Her eyes burned me as I walked cautiously into the other room.

It was one I had not seen, but Mrs. Drainger was seated, as before, in the obscurest corner, a blur of white in which her pale hands looked like pallid lumps of flame. I faced my invisible client.

"I have come about the will," I began, and was immediately conscious of Miss Emily's voracious interest. The opening was, as I recognized too late, scarcely diplomatic.

"Will?" said the daughter in a harsh voice. "You are making a will? You--you----"

She looked enormously tall and unpleasant as she spoke.

"Yes, my dear," responded Mrs. Drainger dryly.

"You? _You_?" continued the daughter rapidly. "After all these years? It is incredible. It is incredible." She laughed unpleasantly with closed eyes.

Then, conscious that she was betraying emotions not meant for me, she turned to my chair. "You will understand that the information is something of a shock for a daughter. My mother's condition----"

"Mrs. Drainger," I ventured to interrupt, "wishes merely to make certain changes in an instrument already drawn up." I was conscious of a stir, whether of gratitude or of resentment, from the darkened corner.

Emily seemed momentarily bewildered.

"You frightened me," she said at length with a frankness palpably false.

"I quite understand," I retorted, the sham being, I thought, tolerably obvious. "And now if your mother and I----"

She took the hint.

"I will leave you," she said.

It was evident I had not won her gratitude.

As the door closed behind her I heard a low sound from Mrs. Drainger.

"I am afraid--afraid," she murmured weakly. I think forgetting my presence; and then, as if suddenly conscious of a slip:

"Old women, Mr. Gillingham, have their fancies. Death seems at times uncomfortably close."

I murmured some polite deprecation, but I was sure it was not death that frightened her.

Drawing from my pocket her letter and the copy of the will I had prepared I explained as best I could why I had come. I was tolerably confused. I could not question her entire sanity, and as I did not wish in any way to hint at what I felt concerning Emily I soon involved myself in a veritable dust of legal pedantry. Finally I asked whether there were other children.

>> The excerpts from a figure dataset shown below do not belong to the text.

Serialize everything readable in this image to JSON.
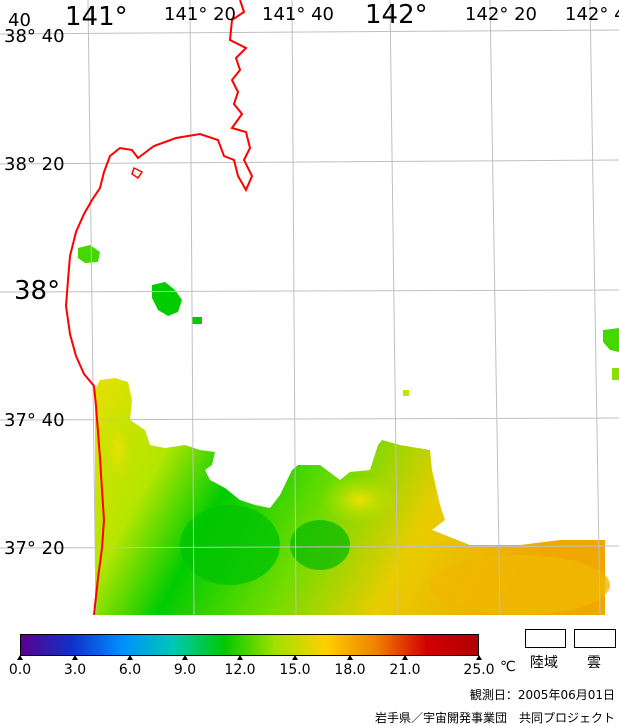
{
  "map": {
    "lon_labels": [
      "141°",
      "141° 20",
      "141° 40",
      "142°",
      "142° 20",
      "142° 4"
    ],
    "lat_labels": [
      "40",
      "38° 40",
      "38° 20",
      "38°",
      "37° 40",
      "37° 20"
    ]
  },
  "legend": {
    "ticks": [
      "0.0",
      "3.0",
      "6.0",
      "9.0",
      "12.0",
      "15.0",
      "18.0",
      "21.0",
      "25.0"
    ],
    "unit": "℃",
    "gradient_colors": [
      "#5a0090",
      "#1030c8",
      "#0090ff",
      "#00c8b4",
      "#00c800",
      "#a0e000",
      "#ffd000",
      "#f08000",
      "#d00000",
      "#b00000"
    ],
    "land_label": "陸域",
    "cloud_label": "雲"
  },
  "colors": {
    "coastline": "#ff0000",
    "grid": "#c0c0c0",
    "sea_warm": "#f0c000",
    "sea_mid": "#00c800"
  },
  "obs_date": "観測日：2005年06月01日",
  "credit": "岩手県／宇宙開発事業団　共同プロジェクト"
}
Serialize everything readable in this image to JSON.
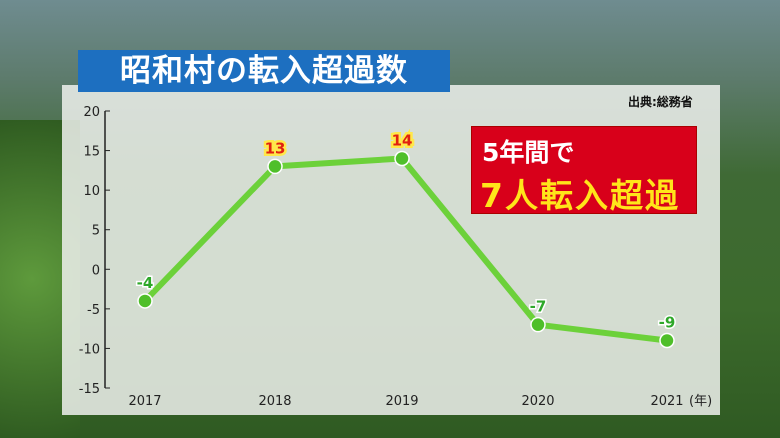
{
  "title": "昭和村の転入超過数",
  "source": "出典:総務省",
  "callout": {
    "line1": "5年間で",
    "line2": "7人転入超過"
  },
  "colors": {
    "line": "#6cd13a",
    "marker": "#4fbf2a",
    "title_bg": "#1d6fc0",
    "callout_bg": "#d8001a",
    "callout_highlight": "#ffe51a",
    "positive_label": "#ffe84a",
    "negative_label": "#2ea82a"
  },
  "chart_data": {
    "type": "line",
    "categories": [
      "2017",
      "2018",
      "2019",
      "2020",
      "2021"
    ],
    "x_unit": "(年)",
    "values": [
      -4,
      13,
      14,
      -7,
      -9
    ],
    "data_labels": [
      "-4",
      "13",
      "14",
      "-7",
      "-9"
    ],
    "ylim": [
      -15,
      20
    ],
    "yticks": [
      "20",
      "15",
      "10",
      "5",
      "0",
      "-5",
      "-10",
      "-15"
    ],
    "grid": false
  }
}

Mrs. Drainger heard me out in ironic silence.

"I have no others," she admitted at length, and added after a second, "Thank heaven!"

"There remains only one other matter," I said. "The provisions of your will are such that unless she knows them in advance Miss Emily will almost inevitably forfeit the inheritance."

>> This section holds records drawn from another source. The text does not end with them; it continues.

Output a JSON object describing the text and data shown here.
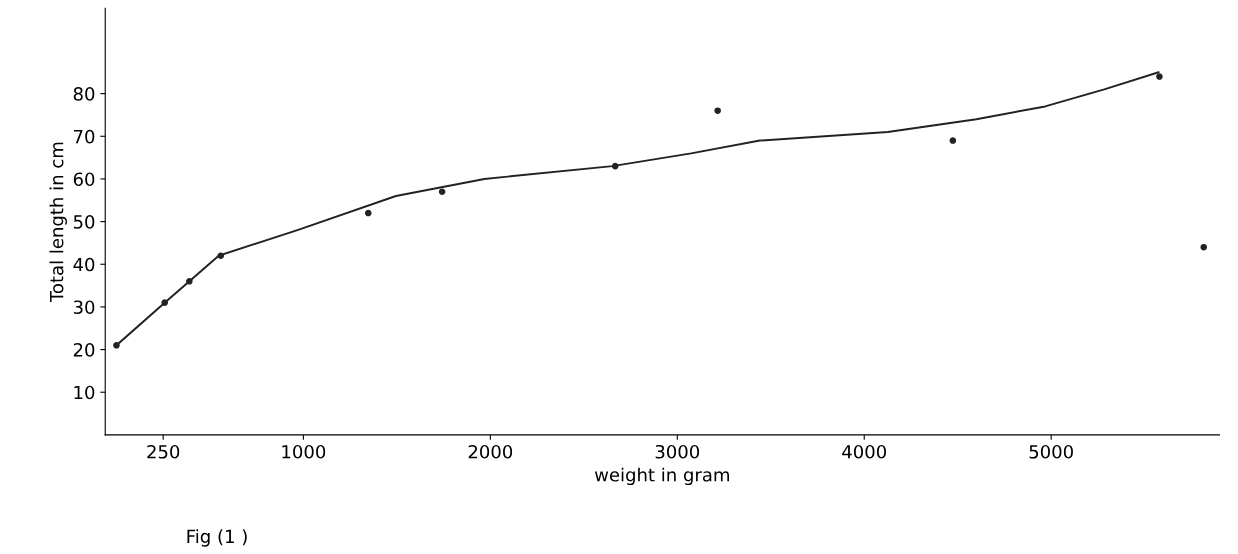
{
  "chart_data": {
    "type": "scatter",
    "xlabel": "weight in gram",
    "ylabel": "Total length in cm",
    "annotations": [
      "Fig (1 )"
    ],
    "xlim": [
      -60,
      5900
    ],
    "ylim": [
      0,
      100
    ],
    "xticks": [
      250,
      1000,
      2000,
      3000,
      4000,
      5000
    ],
    "yticks": [
      10,
      20,
      30,
      40,
      50,
      60,
      70,
      80
    ],
    "grid": false,
    "legend": false,
    "series": [
      {
        "color": "#222222",
        "marker": "circle",
        "x": [
          0,
          258,
          390,
          558,
          1347,
          1742,
          2668,
          3216,
          4474,
          5579,
          5816
        ],
        "values": [
          21,
          31,
          36,
          42,
          52,
          57,
          63,
          76,
          69,
          84,
          44
        ]
      },
      {
        "type": "line",
        "color": "#222222",
        "line_style": "solid",
        "x": [
          0,
          258,
          547,
          968,
          1495,
          1968,
          2653,
          3074,
          3442,
          4126,
          4600,
          4968,
          5284,
          5574
        ],
        "values": [
          21,
          31,
          42,
          48,
          56,
          60,
          63,
          66,
          69,
          71,
          74,
          77,
          81,
          85
        ]
      }
    ]
  }
}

"I am aware of that," said the voice, and the pale hands moved imperceptibly. "I am quite well aware of what I am doing, Mr. Gillingham, and I repeat, my daughter is not to ask impertinent questions."

I bowed, somewhat ruffled. I added that it would be necessary to witness her signature in the usual manner. She seemed surprised to learn that two persons were necessary, and remained silent.

"Call Emily," she directed.

"Emily will not do," I objected, "since she is a possible beneficiary."

"I am aware," she responded coldly. "Call Emily."

Emily, being summoned, was directed to procure the presence of a Mrs. Mueller, living near by, who occasionally helped with the work. She seemed unusually tractable and departed on her errand without comment.

For some three or four minutes Mrs. Drainger did not speak. I could not, of course, see her face; but once or twice her hands shifted in her lap, and I thought she was perturbed. My own conversational efforts had been so uniformly unfortunate that I concluded to remain silent.